✨Chapter 37✨

84 12 0
                                    

Silahkan mundur untuk yang belum vote bab-bab selanjutnya!

Kalian mau jadi silent readers?

Tinggalkan jejak kalian!

Happy Reading!

🌼🌼🌼

Nia dan Athala kini tengah di bandara untuk mengantar Elisa menyusul Ethan ke Rusia dengan diantar oleh Citra, Bia, dan Sagara. Pasangan suami istri itu bergandengan tangan seakan-akan saling menjaga satu sama lain.

Setelah berpamitan, keempat orang itu pun berlalu untuk segera take off. Seluruh keluarga dan sahabat baik Elisa berharap yang terbaik untuk perempuan itu.

"Ayo kita pulang," ajak Athala menatap istrinya.

"Bentar," kata Nia kini menatap lekat Fauzia.

"Apa?" Fauzia balik bertanya dengan wajah yang kentara panik.

"Lo masih belum turutin ngidam gue, Zi," kata Nia.

"Yang mana?" beo Fauzia tak mengerti.

"Anak gue pengen lihat lo nikah," jawab Nia mengutarakan keinginannya beberapa waktu yang lalu. Nia sangat menginginkan melihat Fauzia menikah dan duduk di pelaminan.

Nia melihat Fauzia menghela napasnya pelan. "Sorry banget, Ni. Untuk kali ini gue enggak bisa turutin kemauan anak lo," jawabnya.

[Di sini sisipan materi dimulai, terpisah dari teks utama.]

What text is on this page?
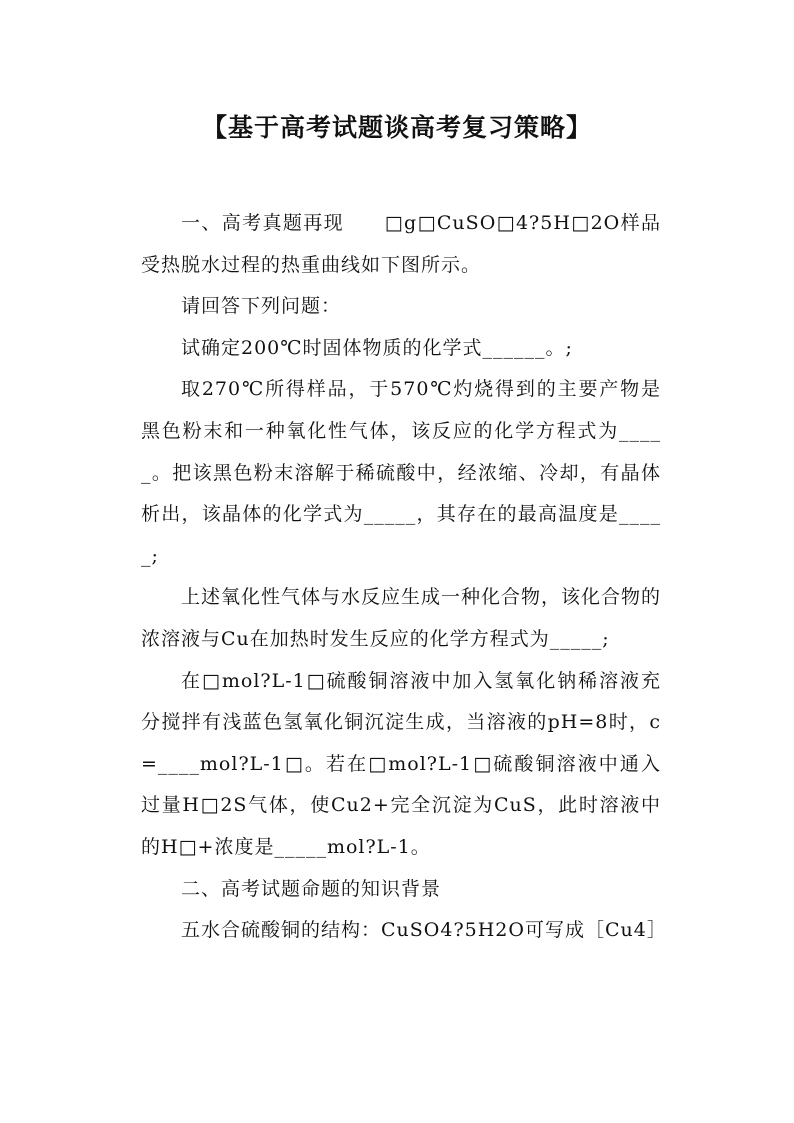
【基于高考试题谈高考复习策略】

一、高考真题再现　　□g□CuSO□4?5H□2O样品受热脱水过程的热重曲线如下图所示。

请回答下列问题：

试确定200℃时固体物质的化学式______。;

取270℃所得样品，于570℃灼烧得到的主要产物是黑色粉末和一种氧化性气体，该反应的化学方程式为_____。把该黑色粉末溶解于稀硫酸中，经浓缩、冷却，有晶体析出，该晶体的化学式为_____，其存在的最高温度是_____;

上述氧化性气体与水反应生成一种化合物，该化合物的浓溶液与Cu在加热时发生反应的化学方程式为_____;

在□mol?L-1□硫酸铜溶液中加入氢氧化钠稀溶液充分搅拌有浅蓝色氢氧化铜沉淀生成，当溶液的pH=8时，c=____mol?L-1□。若在□mol?L-1□硫酸铜溶液中通入过量H□2S气体，使Cu2+完全沉淀为CuS，此时溶液中的H□+浓度是_____mol?L-1。

二、高考试题命题的知识背景

五水合硫酸铜的结构：CuSO4?5H2O可写成［Cu4］
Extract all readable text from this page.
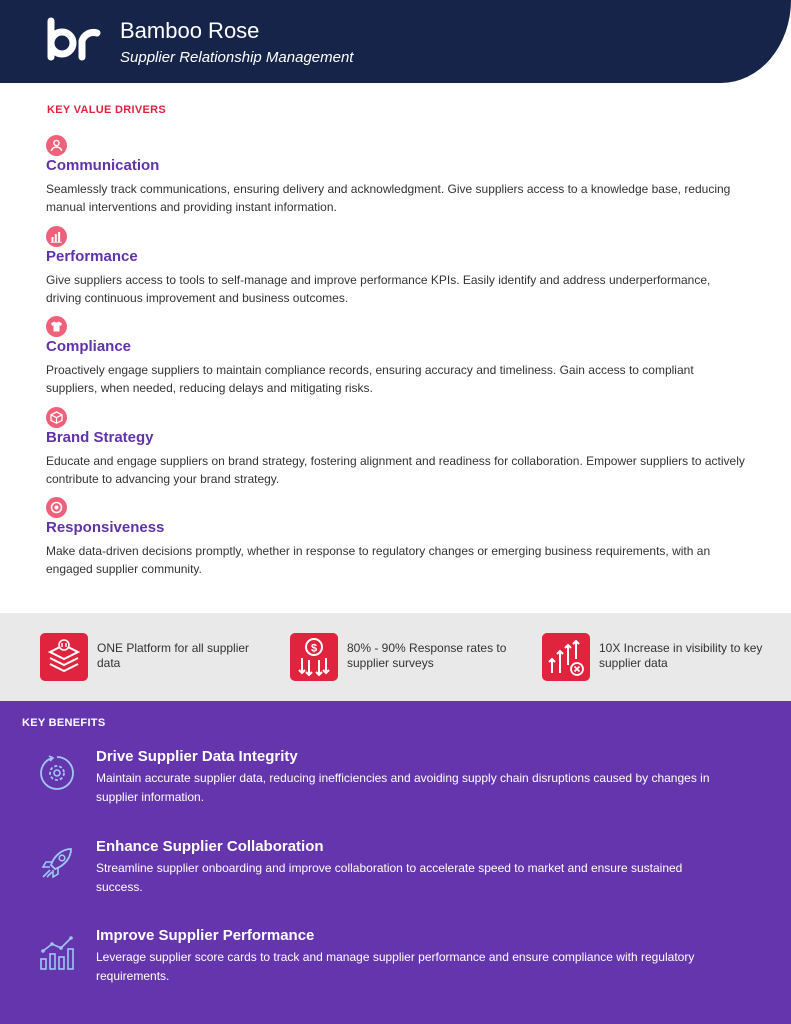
Bamboo Rose
Supplier Relationship Management
KEY VALUE DRIVERS
Communication
Seamlessly track communications, ensuring delivery and acknowledgment. Give suppliers access to a knowledge base, reducing manual interventions and providing instant information.
Performance
Give suppliers access to tools to self-manage and improve performance KPIs. Easily identify and address underperformance, driving continuous improvement and business outcomes.
Compliance
Proactively engage suppliers to maintain compliance records, ensuring accuracy and timeliness. Gain access to compliant suppliers, when needed, reducing delays and mitigating risks.
Brand Strategy
Educate and engage suppliers on brand strategy, fostering alignment and readiness for collaboration. Empower suppliers to actively contribute to advancing your brand strategy.
Responsiveness
Make data-driven decisions promptly, whether in response to regulatory changes or emerging business requirements, with an engaged supplier community.
ONE Platform for all supplier data
$ 80% - 90% Response rates to supplier surveys
10X Increase in visibility to key supplier data
KEY BENEFITS
Drive Supplier Data Integrity
Maintain accurate supplier data, reducing inefficiencies and avoiding supply chain disruptions caused by changes in supplier information.
Enhance Supplier Collaboration
Streamline supplier onboarding and improve collaboration to accelerate speed to market and ensure sustained success.
Improve Supplier Performance
Leverage supplier score cards to track and manage supplier performance and ensure compliance with regulatory requirements.
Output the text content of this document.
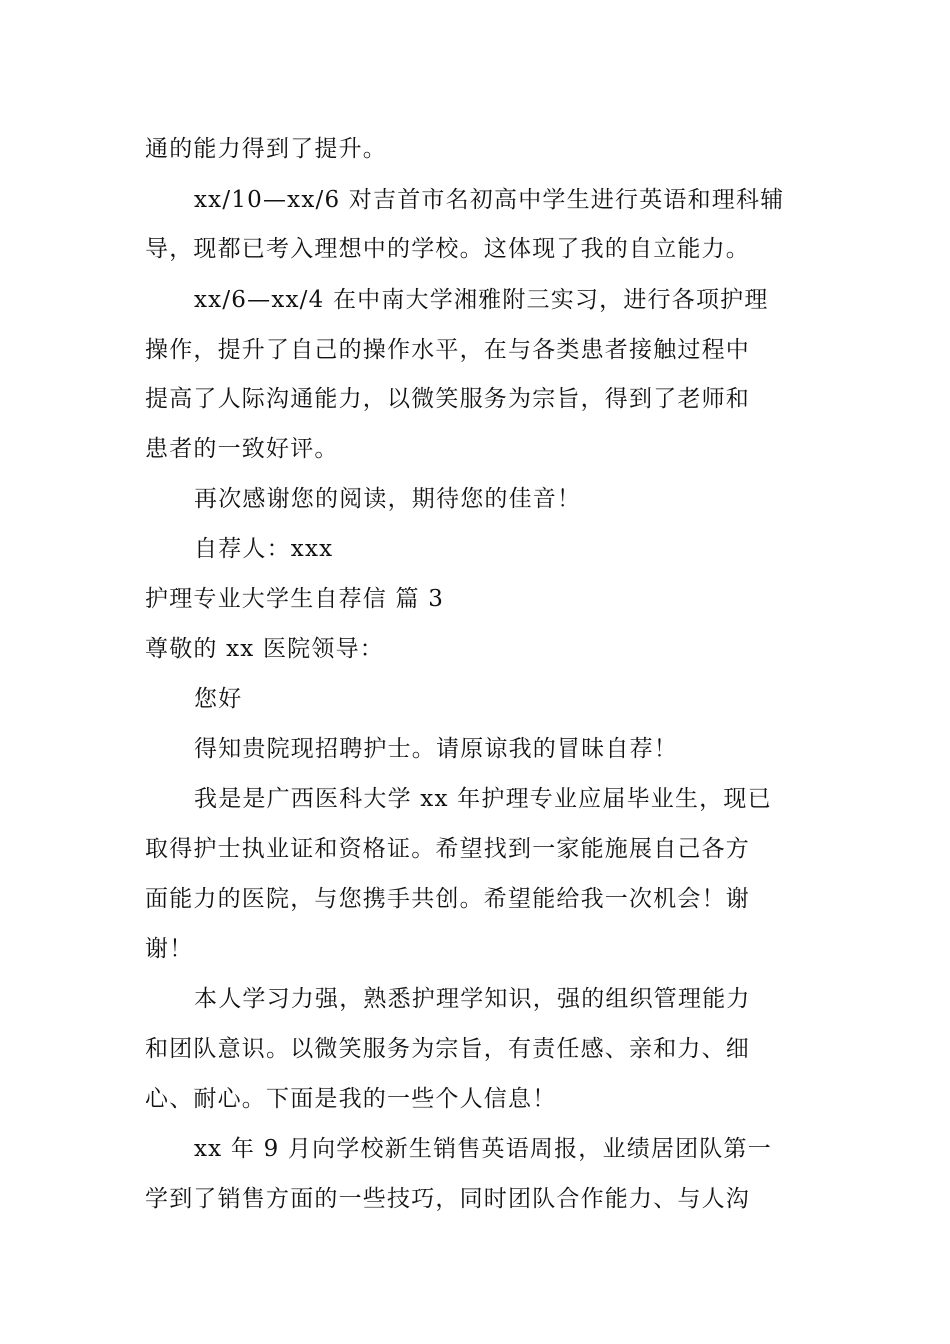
通的能力得到了提升。
xx/10—xx/6 对吉首市名初高中学生进行英语和理科辅
导，现都已考入理想中的学校。这体现了我的自立能力。
xx/6—xx/4 在中南大学湘雅附三实习，进行各项护理
操作，提升了自己的操作水平，在与各类患者接触过程中
提高了人际沟通能力，以微笑服务为宗旨，得到了老师和
患者的一致好评。
再次感谢您的阅读，期待您的佳音！
自荐人：xxx
护理专业大学生自荐信 篇 3
尊敬的 xx 医院领导：
您好
得知贵院现招聘护士。请原谅我的冒昧自荐！
我是是广西医科大学 xx 年护理专业应届毕业生，现已
取得护士执业证和资格证。希望找到一家能施展自己各方
面能力的医院，与您携手共创。希望能给我一次机会！谢
谢！
本人学习力强，熟悉护理学知识，强的组织管理能力
和团队意识。以微笑服务为宗旨，有责任感、亲和力、细
心、耐心。下面是我的一些个人信息！
xx 年 9 月向学校新生销售英语周报，业绩居团队第一
学到了销售方面的一些技巧，同时团队合作能力、与人沟
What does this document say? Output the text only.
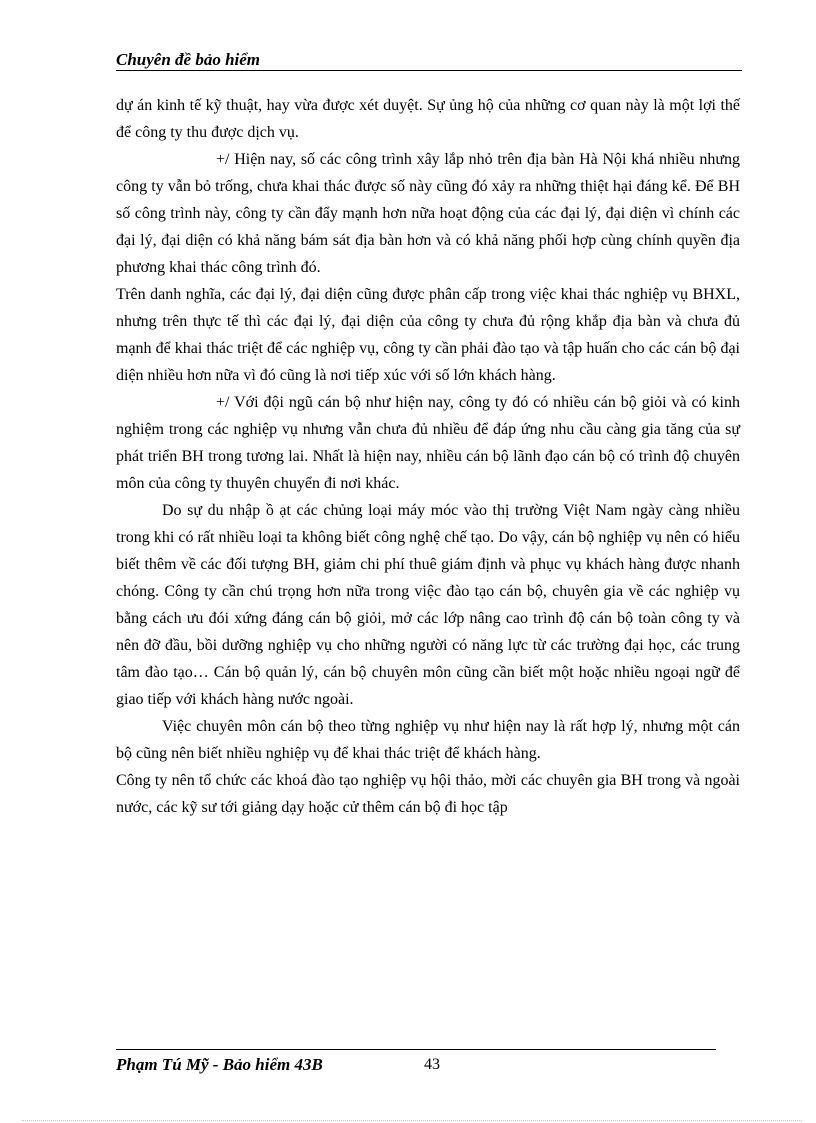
Chuyên đề bảo hiểm

dự án kinh tế kỹ thuật, hay vừa được xét duyệt. Sự ủng hộ của những cơ quan này là một lợi thế để công ty thu được dịch vụ.

+/ Hiện nay, số các công trình xây lắp nhỏ trên địa bàn Hà Nội khá nhiều nhưng công ty vẫn bỏ trống, chưa khai thác được số này cũng đó xảy ra những thiệt hại đáng kể. Để BH số công trình này, công ty cần đẩy mạnh hơn nữa hoạt động của các đại lý, đại diện vì chính các đại lý, đại diện có khả năng bám sát địa bàn hơn và có khả năng phối hợp cùng chính quyền địa phương khai thác công trình đó.

Trên danh nghĩa, các đại lý, đại diện cũng được phân cấp trong việc khai thác nghiệp vụ BHXL, nhưng trên thực tế thì các đại lý, đại diện của công ty chưa đủ rộng khắp địa bàn và chưa đủ mạnh để khai thác triệt để các nghiệp vụ, công ty cần phải đào tạo và tập huấn cho các cán bộ đại diện nhiều hơn nữa vì đó cũng là nơi tiếp xúc với số lớn khách hàng.

+/ Với đội ngũ cán bộ như hiện nay, công ty đó có nhiều cán bộ giỏi và có kinh nghiệm trong các nghiệp vụ nhưng vẫn chưa đủ nhiều để đáp ứng nhu cầu càng gia tăng của sự phát triển BH trong tương lai. Nhất là hiện nay, nhiều cán bộ lãnh đạo cán bộ có trình độ chuyên môn của công ty thuyên chuyển đi nơi khác.

Do sự du nhập ồ ạt các chủng loại máy móc vào thị trường Việt Nam ngày càng nhiều trong khi có rất nhiều loại ta không biết công nghệ chế tạo. Do vậy, cán bộ nghiệp vụ nên có hiểu biết thêm về các đối tượng BH, giảm chi phí thuê giám định và phục vụ khách hàng được nhanh chóng. Công ty cần chú trọng hơn nữa trong việc đào tạo cán bộ, chuyên gia về các nghiệp vụ bằng cách ưu đói xứng đáng cán bộ giỏi, mở các lớp nâng cao trình độ cán bộ toàn công ty và nên đỡ đầu, bồi dưỡng nghiệp vụ cho những người có năng lực từ các trường đại học, các trung tâm đào tạo… Cán bộ quản lý, cán bộ chuyên môn cũng cần biết một hoặc nhiều ngoại ngữ để giao tiếp với khách hàng nước ngoài.

Việc chuyên môn cán bộ theo từng nghiệp vụ như hiện nay là rất hợp lý, nhưng một cán bộ cũng nên biết nhiều nghiệp vụ để khai thác triệt để khách hàng.

Công ty nên tổ chức các khoá đào tạo nghiệp vụ hội thảo, mời các chuyên gia BH trong và ngoài nước, các kỹ sư tới giảng dạy hoặc cử thêm cán bộ đi học tập

Phạm Tú Mỹ - Bảo hiểm 43B	43
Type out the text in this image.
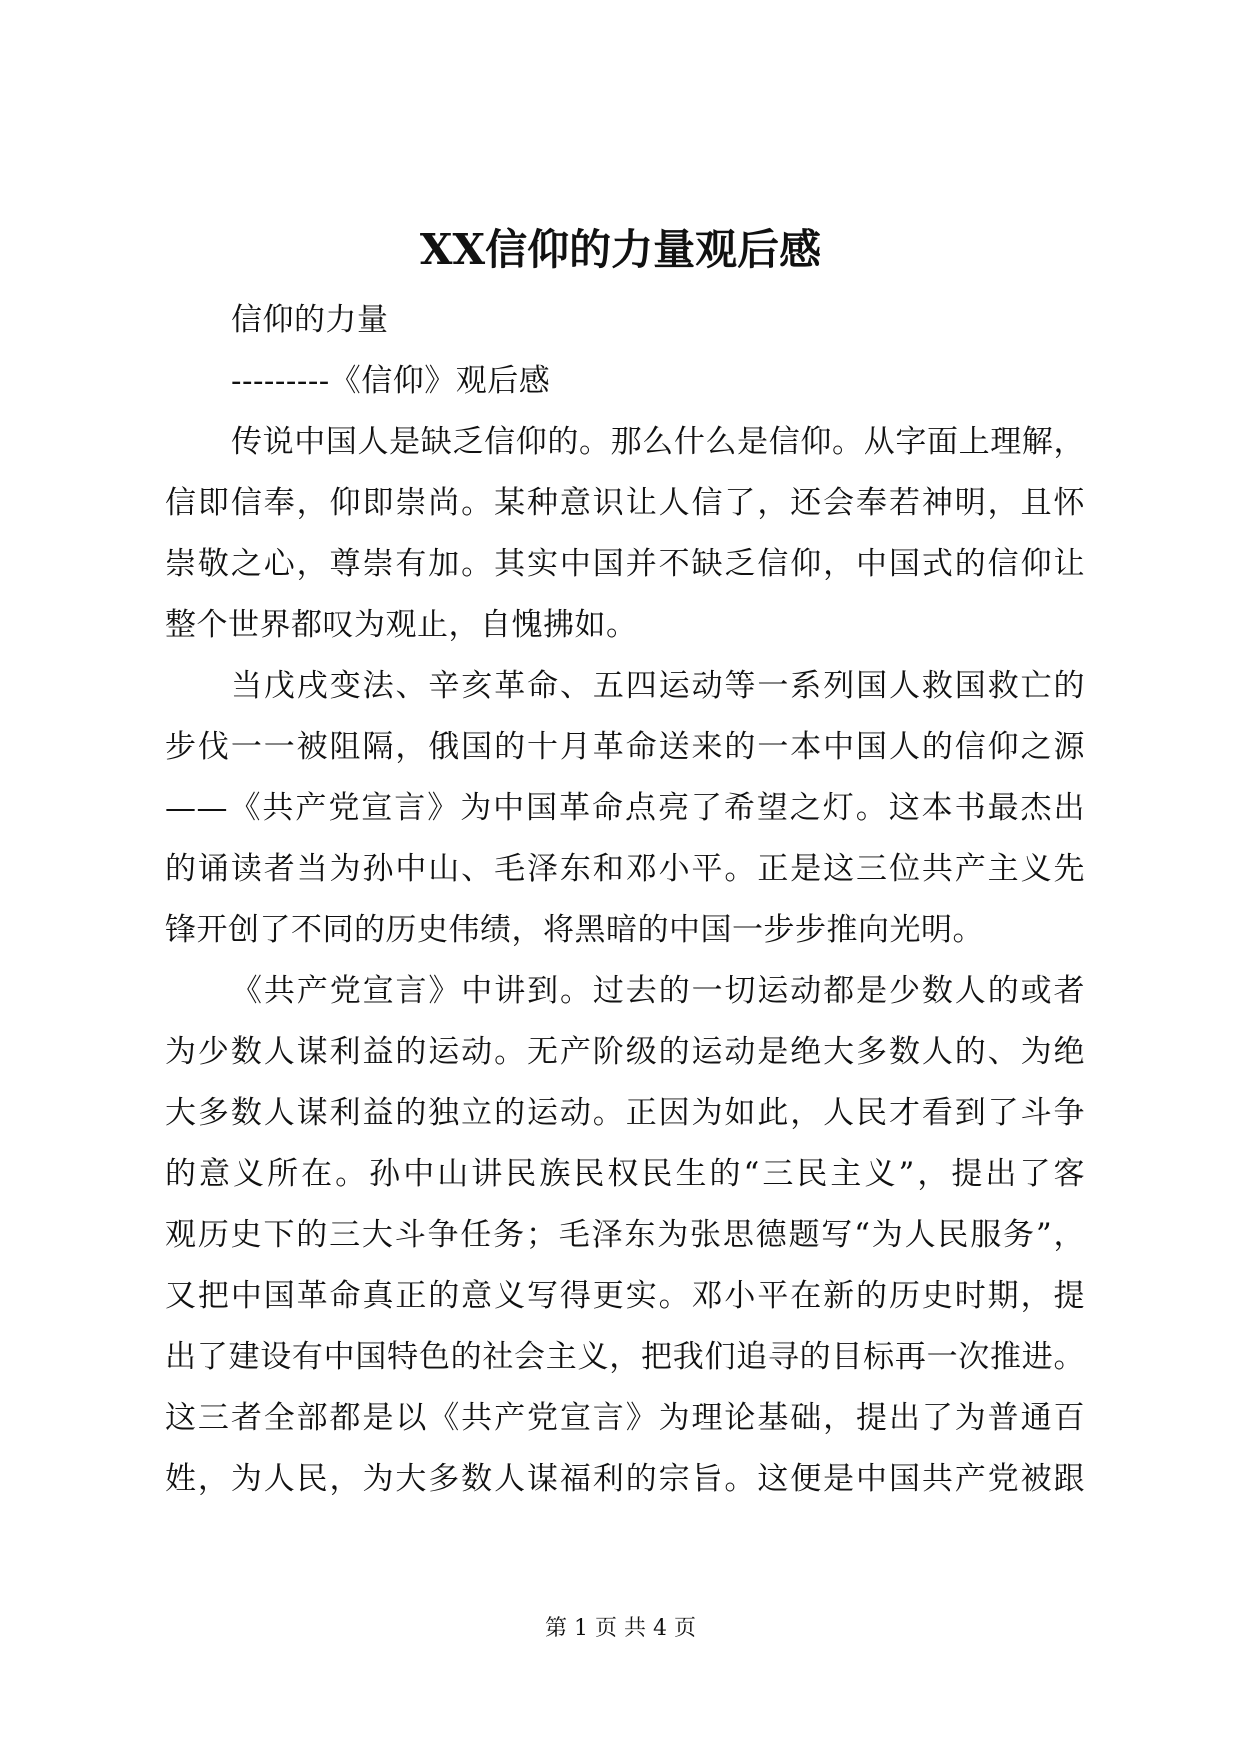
XX信仰的力量观后感
信仰的力量
---------《信仰》观后感
传说中国人是缺乏信仰的。那么什么是信仰。从字面上理解，
信即信奉，仰即崇尚。某种意识让人信了，还会奉若神明，且怀
崇敬之心，尊崇有加。其实中国并不缺乏信仰，中国式的信仰让
整个世界都叹为观止，自愧拂如。
当戊戌变法、辛亥革命、五四运动等一系列国人救国救亡的
步伐一一被阻隔，俄国的十月革命送来的一本中国人的信仰之源
——《共产党宣言》为中国革命点亮了希望之灯。这本书最杰出
的诵读者当为孙中山、毛泽东和邓小平。正是这三位共产主义先
锋开创了不同的历史伟绩，将黑暗的中国一步步推向光明。
《共产党宣言》中讲到。过去的一切运动都是少数人的或者
为少数人谋利益的运动。无产阶级的运动是绝大多数人的、为绝
大多数人谋利益的独立的运动。正因为如此，人民才看到了斗争
的意义所在。孙中山讲民族民权民生的“三民主义”，提出了客
观历史下的三大斗争任务；毛泽东为张思德题写“为人民服务”，
又把中国革命真正的意义写得更实。邓小平在新的历史时期，提
出了建设有中国特色的社会主义，把我们追寻的目标再一次推进。
这三者全部都是以《共产党宣言》为理论基础，提出了为普通百
姓，为人民，为大多数人谋福利的宗旨。这便是中国共产党被跟
第 1 页 共 4 页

Entah kenapa mendengar jawaban dari Fauzia membuat kedua mata Nia berkaca-kaca. Hormon kehamilannya membuat emosi wanita itu tidak stabil.

"Lo mau anak gue ileran, Zi?" tanya Nia.

"Tinggal beliin sapu tangan buat nyeka ilernya saja susah," balas Fauzia membuat air mata Nia menetes.

Nadia menjitak kepala Fauzia. "Geblek!"

"Punya sahabat begini amat Ya Allah," celetuk Putri yang lelah menghadapi tingkah sahabatnya.

Athala menghela napasnya lalu mengusap perut buncit istrinya. "Sayang, ngidamnya yang lain saja ya?"" bujuknya.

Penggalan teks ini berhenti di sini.